Ich wusste nicht, wie schlimm es war, bis mein Vater ins Krankenhaus kam.

Es begann an einem Freitagnachmittag in der Woche vor Thanksgiving – nicht gerade der beste Zeitpunkt, um krank zu werden. Auch Kliniken und Ärzte haben einen gewissen Wochenrhythmus, und freitagnachmittags wollen wir rasch noch alles erledigen, was nicht bis Montag warten kann. Mein Vater hatte gemeinsam mit meiner Mutter in einem Restaurant zu Mittag gegessen und sich anschließend hingelegt. Dann sah sie, wie er einen Anfall bekam.

Das war nichts Neues.
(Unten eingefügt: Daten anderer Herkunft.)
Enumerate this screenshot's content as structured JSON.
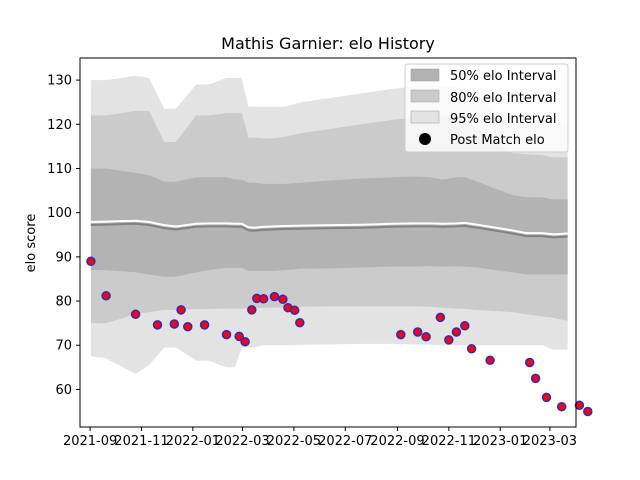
{
  "chart_data": {
    "type": "line",
    "title": "Mathis Garnier: elo History",
    "xlabel": "",
    "ylabel": "elo score",
    "xlim": [
      "2021-08-20",
      "2023-04-01"
    ],
    "ylim": [
      51.5,
      135
    ],
    "x_ticks": [
      "2021-09",
      "2021-11",
      "2022-01",
      "2022-03",
      "2022-05",
      "2022-07",
      "2022-09",
      "2022-11",
      "2023-01",
      "2023-03"
    ],
    "y_ticks": [
      60,
      70,
      80,
      90,
      100,
      110,
      120,
      130
    ],
    "grid": false,
    "legend_position": "top-right",
    "legend": {
      "band50": "50% elo Interval",
      "band80": "80% elo Interval",
      "band95": "95% elo Interval",
      "points": "Post Match elo"
    },
    "colors": {
      "band50": "#b3b3b3",
      "band80": "#cbcbcb",
      "band95": "#e3e3e3",
      "mean_line": "#808080",
      "mean_highlight": "#ffffff",
      "point_fill": "#ff0000",
      "point_edge": "#2b2bbf"
    },
    "bands": {
      "dates": [
        "2021-09-02",
        "2021-09-20",
        "2021-10-25",
        "2021-11-10",
        "2021-11-28",
        "2021-12-12",
        "2022-01-05",
        "2022-01-20",
        "2022-02-10",
        "2022-02-20",
        "2022-02-28",
        "2022-03-08",
        "2022-03-15",
        "2022-03-25",
        "2022-04-05",
        "2022-04-20",
        "2022-05-10",
        "2022-06-15",
        "2022-07-20",
        "2022-08-25",
        "2022-09-20",
        "2022-10-10",
        "2022-10-25",
        "2022-11-10",
        "2022-11-20",
        "2022-12-05",
        "2023-01-15",
        "2023-02-01",
        "2023-02-20",
        "2023-03-05",
        "2023-03-22"
      ],
      "mean": [
        97.2,
        97.3,
        97.5,
        97.2,
        96.5,
        96.2,
        96.8,
        96.9,
        96.9,
        96.8,
        96.8,
        96.0,
        95.9,
        96.1,
        96.2,
        96.3,
        96.4,
        96.5,
        96.6,
        96.8,
        96.9,
        96.9,
        96.8,
        96.9,
        97.0,
        96.6,
        95.3,
        94.7,
        94.7,
        94.4,
        94.6
      ],
      "lo50": [
        87.0,
        87.0,
        86.5,
        86.0,
        85.5,
        85.5,
        86.5,
        87.0,
        87.5,
        87.5,
        87.5,
        86.8,
        86.8,
        86.8,
        86.8,
        87.0,
        87.3,
        87.4,
        87.6,
        87.8,
        87.8,
        87.9,
        87.8,
        87.9,
        87.8,
        87.6,
        86.5,
        86.0,
        86.0,
        86.0,
        86.0
      ],
      "hi50": [
        110.0,
        110.0,
        109.0,
        108.5,
        107.0,
        107.0,
        108.0,
        108.0,
        108.0,
        107.5,
        107.5,
        106.8,
        106.8,
        106.5,
        106.5,
        106.5,
        106.8,
        107.3,
        107.7,
        108.0,
        108.2,
        108.0,
        107.5,
        108.0,
        108.0,
        107.0,
        104.0,
        103.5,
        103.5,
        103.0,
        103.0
      ],
      "lo80": [
        75.0,
        75.0,
        77.0,
        77.5,
        78.0,
        78.0,
        78.2,
        78.2,
        78.3,
        78.3,
        78.3,
        78.4,
        78.4,
        78.5,
        78.5,
        78.6,
        78.7,
        78.8,
        78.8,
        78.8,
        78.8,
        78.7,
        78.5,
        78.3,
        78.2,
        78.0,
        77.5,
        77.0,
        76.5,
        76.2,
        75.5
      ],
      "hi80": [
        122.0,
        122.0,
        123.0,
        123.0,
        116.0,
        116.0,
        122.0,
        122.0,
        122.5,
        122.5,
        122.5,
        117.0,
        117.0,
        116.8,
        116.8,
        117.2,
        118.0,
        119.0,
        120.0,
        121.0,
        121.5,
        121.5,
        121.5,
        121.5,
        121.0,
        119.0,
        113.5,
        113.2,
        113.0,
        112.5,
        112.5
      ],
      "lo95": [
        67.5,
        67.0,
        63.5,
        65.5,
        69.5,
        69.5,
        66.5,
        66.5,
        65.0,
        65.0,
        69.5,
        69.5,
        69.5,
        70.0,
        70.0,
        70.0,
        70.1,
        70.2,
        70.3,
        70.3,
        70.2,
        70.1,
        70.0,
        70.0,
        70.0,
        70.0,
        70.0,
        70.0,
        70.0,
        69.0,
        69.0
      ],
      "hi95": [
        130.0,
        130.0,
        131.0,
        130.5,
        123.5,
        123.5,
        129.0,
        129.0,
        130.5,
        130.5,
        130.5,
        124.0,
        124.0,
        124.0,
        124.0,
        124.0,
        125.0,
        126.0,
        127.0,
        128.0,
        128.5,
        128.5,
        128.5,
        128.5,
        128.0,
        126.0,
        120.0,
        120.0,
        120.0,
        120.0,
        120.0
      ]
    },
    "points": [
      {
        "x": "2021-09-02",
        "y": 89.0
      },
      {
        "x": "2021-09-20",
        "y": 81.2
      },
      {
        "x": "2021-10-25",
        "y": 77.0
      },
      {
        "x": "2021-11-20",
        "y": 74.6
      },
      {
        "x": "2021-12-10",
        "y": 74.8
      },
      {
        "x": "2021-12-18",
        "y": 78.0
      },
      {
        "x": "2021-12-26",
        "y": 74.2
      },
      {
        "x": "2022-01-15",
        "y": 74.6
      },
      {
        "x": "2022-02-10",
        "y": 72.4
      },
      {
        "x": "2022-02-25",
        "y": 72.0
      },
      {
        "x": "2022-03-04",
        "y": 70.8
      },
      {
        "x": "2022-03-12",
        "y": 78.0
      },
      {
        "x": "2022-03-18",
        "y": 80.6
      },
      {
        "x": "2022-03-26",
        "y": 80.5
      },
      {
        "x": "2022-04-08",
        "y": 81.0
      },
      {
        "x": "2022-04-18",
        "y": 80.4
      },
      {
        "x": "2022-04-24",
        "y": 78.5
      },
      {
        "x": "2022-05-02",
        "y": 77.9
      },
      {
        "x": "2022-05-08",
        "y": 75.1
      },
      {
        "x": "2022-09-05",
        "y": 72.4
      },
      {
        "x": "2022-09-25",
        "y": 73.0
      },
      {
        "x": "2022-10-05",
        "y": 71.9
      },
      {
        "x": "2022-10-22",
        "y": 76.3
      },
      {
        "x": "2022-11-01",
        "y": 71.2
      },
      {
        "x": "2022-11-10",
        "y": 73.0
      },
      {
        "x": "2022-11-20",
        "y": 74.4
      },
      {
        "x": "2022-11-28",
        "y": 69.2
      },
      {
        "x": "2022-12-20",
        "y": 66.6
      },
      {
        "x": "2023-02-05",
        "y": 66.1
      },
      {
        "x": "2023-02-12",
        "y": 62.5
      },
      {
        "x": "2023-02-25",
        "y": 58.2
      },
      {
        "x": "2023-03-15",
        "y": 56.1
      },
      {
        "x": "2023-04-05",
        "y": 56.4
      },
      {
        "x": "2023-04-15",
        "y": 55.0
      }
    ]
  }
}
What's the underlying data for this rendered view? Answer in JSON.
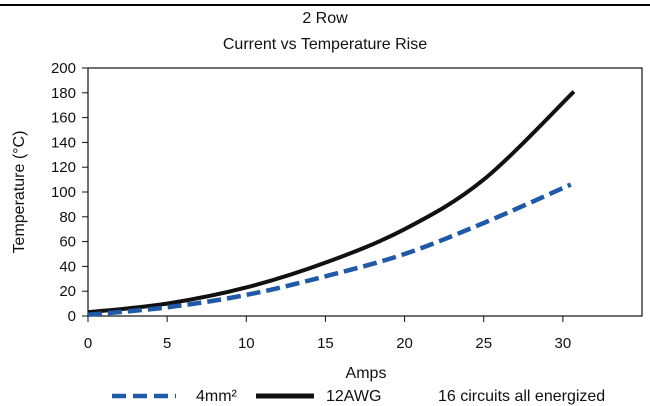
{
  "chart_data": {
    "type": "line",
    "title": "2 Row",
    "subtitle": "Current vs Temperature Rise",
    "xlabel": "Amps",
    "ylabel": "Temperature (°C)",
    "xlim": [
      0,
      35
    ],
    "ylim": [
      0,
      200
    ],
    "xticks": [
      0,
      5,
      10,
      15,
      20,
      25,
      30
    ],
    "yticks": [
      0,
      20,
      40,
      60,
      80,
      100,
      120,
      140,
      160,
      180,
      200
    ],
    "grid": false,
    "legend_position": "bottom",
    "series": [
      {
        "name": "4mm²",
        "style": "dashed",
        "color": "#1f5aa8",
        "x": [
          0,
          5,
          10,
          15,
          20,
          25,
          30.5
        ],
        "y": [
          1,
          7,
          17,
          32,
          50,
          75,
          106
        ]
      },
      {
        "name": "12AWG",
        "style": "solid",
        "color": "#111111",
        "x": [
          0,
          5,
          10,
          15,
          20,
          25,
          30.7
        ],
        "y": [
          3,
          10,
          23,
          43,
          70,
          110,
          181
        ]
      }
    ],
    "annotation": "16 circuits all energized"
  }
}
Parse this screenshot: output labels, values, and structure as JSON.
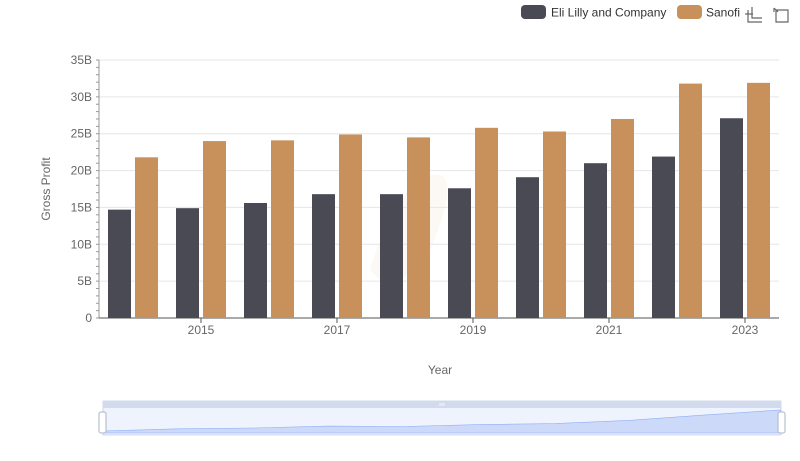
{
  "chart_data": {
    "type": "bar",
    "title": "",
    "xlabel": "Year",
    "ylabel": "Gross Profit",
    "ylim": [
      0,
      35000000000
    ],
    "yticks": [
      "0",
      "5B",
      "10B",
      "15B",
      "20B",
      "25B",
      "30B",
      "35B"
    ],
    "xtick_labels": [
      "2015",
      "2017",
      "2019",
      "2021",
      "2023"
    ],
    "categories": [
      "2014",
      "2015",
      "2016",
      "2017",
      "2018",
      "2019",
      "2020",
      "2021",
      "2022",
      "2023"
    ],
    "series": [
      {
        "name": "Eli Lilly and Company",
        "color": "#4a4a55",
        "values": [
          14700000000,
          14900000000,
          15600000000,
          16800000000,
          16800000000,
          17600000000,
          19100000000,
          21000000000,
          21900000000,
          27100000000
        ]
      },
      {
        "name": "Sanofi",
        "color": "#c8915c",
        "values": [
          21800000000,
          24000000000,
          24100000000,
          24900000000,
          24500000000,
          25800000000,
          25300000000,
          27000000000,
          31800000000,
          31900000000
        ]
      }
    ],
    "grid": true,
    "legend": "top-right"
  },
  "toolbox": {
    "icons": [
      "zoom-icon",
      "restore-icon"
    ]
  }
}
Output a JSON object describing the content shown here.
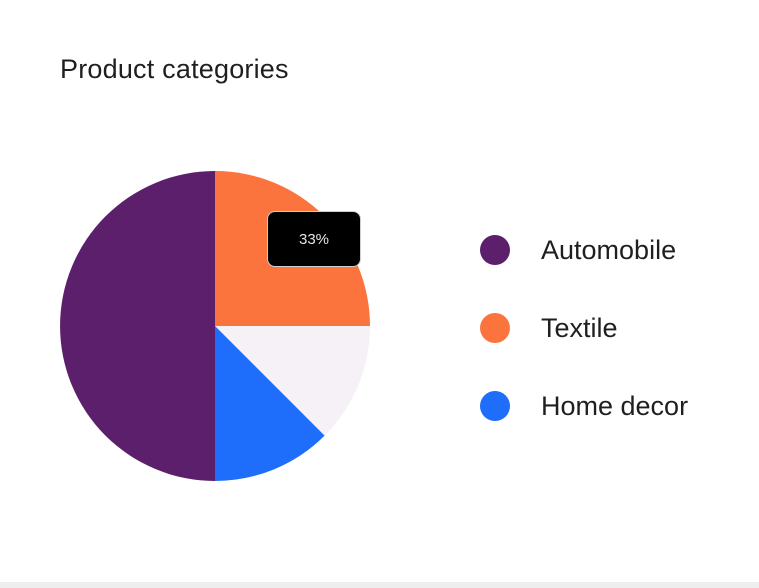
{
  "chart_data": {
    "type": "pie",
    "title": "Product categories",
    "slices": [
      {
        "label": "Automobile",
        "value": 50,
        "color": "#5b1f6b"
      },
      {
        "label": "Textile",
        "value": 25,
        "color": "#fb743e"
      },
      {
        "label": "",
        "value": 12.5,
        "color": "#f5f1f7"
      },
      {
        "label": "Home decor",
        "value": 12.5,
        "color": "#1e6dfb"
      }
    ],
    "legend": {
      "placement": "right",
      "items": [
        {
          "label": "Automobile",
          "color": "#5b1f6b"
        },
        {
          "label": "Textile",
          "color": "#fb743e"
        },
        {
          "label": "Home decor",
          "color": "#1e6dfb"
        }
      ]
    },
    "tooltip": {
      "text": "33%"
    }
  }
}
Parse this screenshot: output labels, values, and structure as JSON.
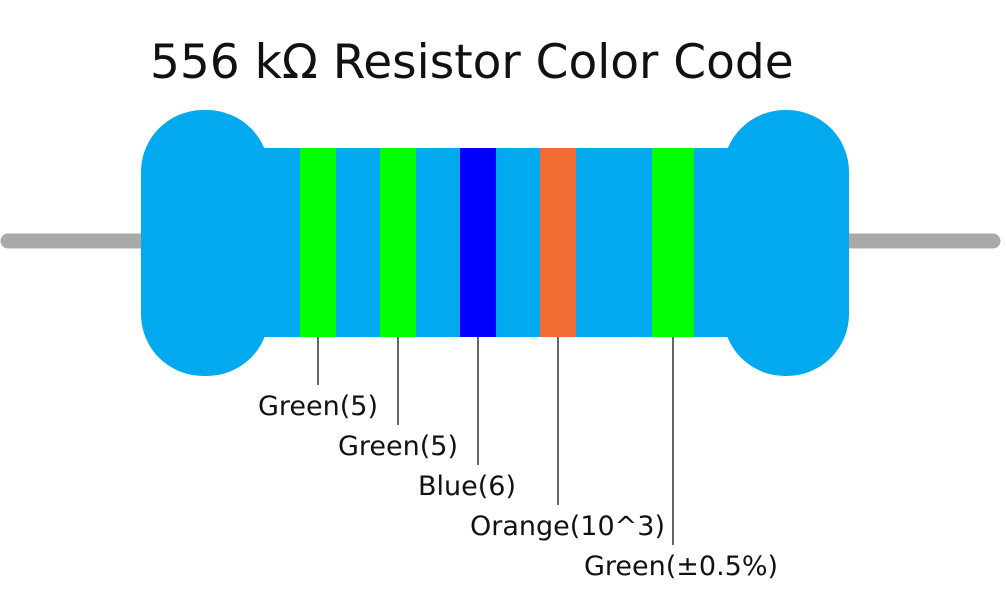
{
  "title": "556 kΩ Resistor Color Code",
  "colors": {
    "body": "#03a9ee",
    "lead": "#a9a9a9",
    "green": "#00ff00",
    "blue": "#0000ff",
    "orange": "#f26b33",
    "line": "#000000"
  },
  "bands": [
    {
      "name": "band-1",
      "color": "green",
      "label": "Green(5)"
    },
    {
      "name": "band-2",
      "color": "green",
      "label": "Green(5)"
    },
    {
      "name": "band-3",
      "color": "blue",
      "label": "Blue(6)"
    },
    {
      "name": "band-4",
      "color": "orange",
      "label": "Orange(10^3)"
    },
    {
      "name": "band-5",
      "color": "green",
      "label": "Green(±0.5%)"
    }
  ]
}
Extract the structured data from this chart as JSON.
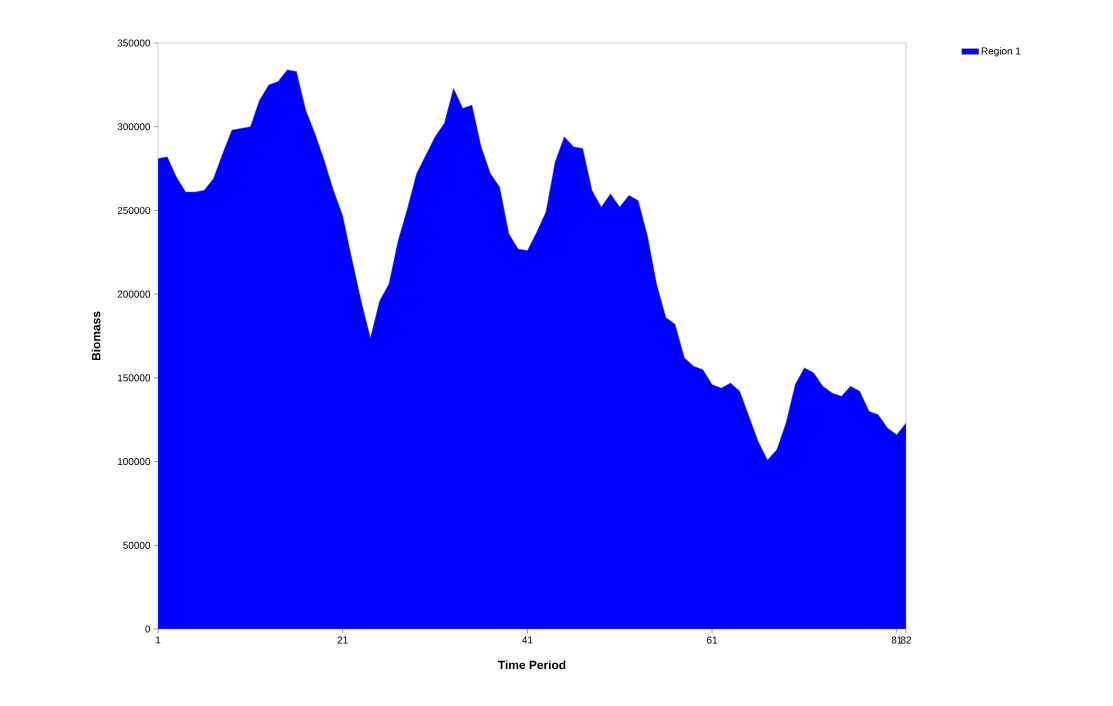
{
  "chart_data": {
    "type": "area",
    "xlabel": "Time Period",
    "ylabel": "Biomass",
    "x": [
      1,
      2,
      3,
      4,
      5,
      6,
      7,
      8,
      9,
      10,
      11,
      12,
      13,
      14,
      15,
      16,
      17,
      18,
      19,
      20,
      21,
      22,
      23,
      24,
      25,
      26,
      27,
      28,
      29,
      30,
      31,
      32,
      33,
      34,
      35,
      36,
      37,
      38,
      39,
      40,
      41,
      42,
      43,
      44,
      45,
      46,
      47,
      48,
      49,
      50,
      51,
      52,
      53,
      54,
      55,
      56,
      57,
      58,
      59,
      60,
      61,
      62,
      63,
      64,
      65,
      66,
      67,
      68,
      69,
      70,
      71,
      72,
      73,
      74,
      75,
      76,
      77,
      78,
      79,
      80,
      81,
      82
    ],
    "series": [
      {
        "name": "Region 1",
        "color": "#0000ff",
        "values": [
          281000,
          282000,
          270000,
          261000,
          261000,
          262000,
          269000,
          284000,
          298000,
          299000,
          300000,
          316000,
          325000,
          327000,
          334000,
          333000,
          310000,
          296000,
          280000,
          262000,
          247000,
          221000,
          196000,
          174000,
          196000,
          206000,
          232000,
          251000,
          272000,
          283000,
          294000,
          302000,
          323000,
          311000,
          313000,
          288000,
          272000,
          264000,
          236000,
          227000,
          226000,
          237000,
          249000,
          279000,
          294000,
          288000,
          287000,
          262000,
          252000,
          260000,
          252000,
          259000,
          256000,
          235000,
          206000,
          186000,
          182000,
          162000,
          157000,
          155000,
          146000,
          144000,
          147000,
          142000,
          127000,
          112000,
          101000,
          107000,
          123000,
          146000,
          156000,
          153000,
          145000,
          141000,
          139000,
          145000,
          142000,
          130000,
          128000,
          120000,
          116000,
          123000
        ]
      }
    ],
    "xlim": [
      1,
      82
    ],
    "ylim": [
      0,
      350000
    ],
    "xticks": [
      1,
      21,
      41,
      61,
      81,
      82
    ],
    "yticks": [
      0,
      50000,
      100000,
      150000,
      200000,
      250000,
      300000,
      350000
    ],
    "grid": false,
    "legend": "top right"
  }
}
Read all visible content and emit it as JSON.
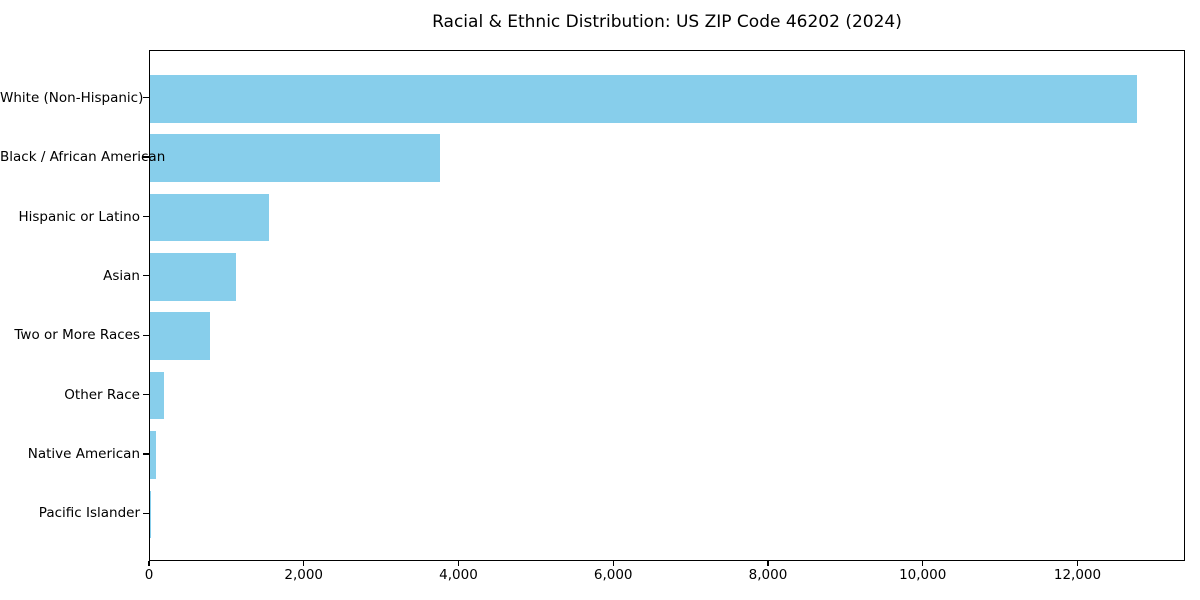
{
  "chart_data": {
    "type": "bar",
    "orientation": "horizontal",
    "title": "Racial & Ethnic Distribution: US ZIP Code 46202 (2024)",
    "categories": [
      "White (Non-Hispanic)",
      "Black / African American",
      "Hispanic or Latino",
      "Asian",
      "Two or More Races",
      "Other Race",
      "Native American",
      "Pacific Islander"
    ],
    "values": [
      12750,
      3750,
      1540,
      1115,
      775,
      180,
      75,
      10
    ],
    "xlabel": "",
    "ylabel": "",
    "xlim": [
      0,
      13390
    ],
    "x_ticks": [
      0,
      2000,
      4000,
      6000,
      8000,
      10000,
      12000
    ],
    "x_tick_labels": [
      "0",
      "2,000",
      "4,000",
      "6,000",
      "8,000",
      "10,000",
      "12,000"
    ],
    "bar_color": "#87CEEB",
    "axis_color": "#000000",
    "background_color": "#FFFFFF",
    "grid": false,
    "legend": null
  }
}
In den vergangenen Jahren hatte er mehrere Grand-mal-Anfälle gehabt und musste entsprechende Medikamente einnehmen, was er manchmal vergaß. Und obwohl meine Mutter bereits mehrere Anfälle bei ihm erlebt hatte, war sie erschrocken. Krampfanfälle wirken beängstigend, hinterlassen aber meist keine Schäden.1

Sie wählte den Notruf, und die Sanitäter brachten meinen Vater in das hübsche, nur fünf Blocks entfernte Gemeindekrankenhaus, wo er untersucht und stationär aufgenommen wurde.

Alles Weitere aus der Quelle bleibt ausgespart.